Ukraine unit says Russian brigade flees Bakhmut outskirts
FILE PHOTO: A Ukrainian service member walks near residential buildings damaged by a Russian military strike, amid Russia's attack on Ukraine, in the front line town of Bakhmut, in Donetsk region, Ukraine April 21, 2023. REUTERS/Anna Kudriavtseva
KYIV (Reuters) - A Ukrainian military unit said on Wednesday it had routed a Russian infantry brigade from territory near Bakhmut, claiming to confirm an account by the head of Russia's Wagner private army that the Russian forces had fled.
Moscow has not commented on the reports from either side that its 72nd Separate Motor-rifle Brigade had abandoned its positions on the southwestern outskirts of Bakhmut.
The Russian ministry of defence did not immediately reply to a request from Reuters for comment, and Reuters could not independently confirm the situation in the area.
A Russian brigade is typically formed of several thousand troops. The eastern Ukrainian city has been the primary target of Moscow's huge winter offensive and scene of the bloodiest ground combat in Europe since World War Two.
Russian mercenary boss Yevgeny Prigozhin, who has repeatedly accused Moscow's regular armed forces of failing to adequately support his private army that led the fight in Bakhmut, said on Tuesday that the Russian brigade had abandoned its positions.
"Our army is fleeing. The 72nd Brigade pissed away three square km this morning, where I had lost around 500 men," Prigozhin said.
In a statement overnight, Ukraine's Third Separate Assault Brigade said: "It's official. Prigozhin's report about the flight of Russia's 72nd Independent Motorized Rifle Brigade from near Bakhmut and the '500 corpses' of Russians left behind is true."
"The Third Assault Brigade is grateful for the publicity about our success at the front."
Early on Wednesday the unit, formed from Ukraine's nationalist Azov Battalion, reposted a video of one of Azov's founders, Andriy Biletsky, who said his forces had "defeated" the Russian brigade.
"In fact, the 6th and 7th squadrons of this brigade were almost entirely destroyed, brigade intelligence was destroyed, large number of fighting vehicles were destroyed, a considerable number of prisoners were taken," he said.

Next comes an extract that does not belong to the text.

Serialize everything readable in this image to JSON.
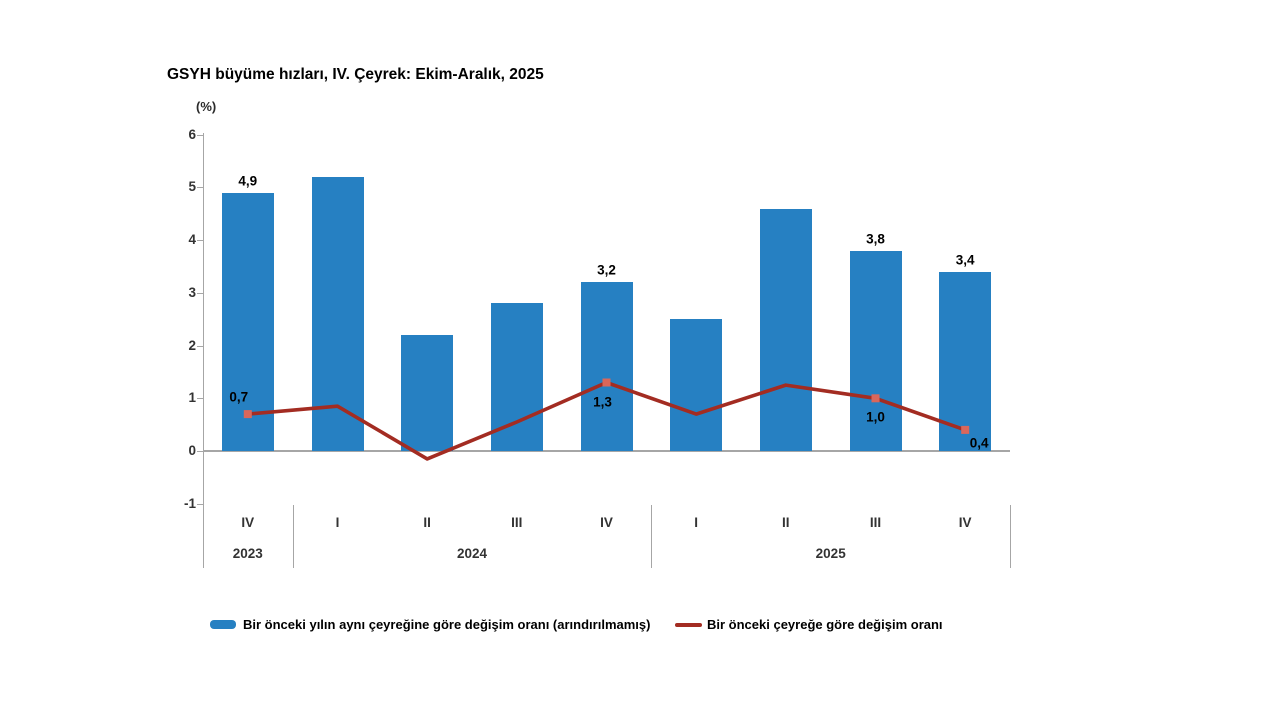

"The attacks were implemented within a territory 3 km wide and 2.6 km deep, and this entire territory is completely liberated from the Russian occupying forces."
Ukraine's General Staff, which typically withholds such detail from its regular reports, gave no specific account of fighting in the area, apart from saying that Russia had "conducted an unsuccessful offensive in the city of Bakhmut".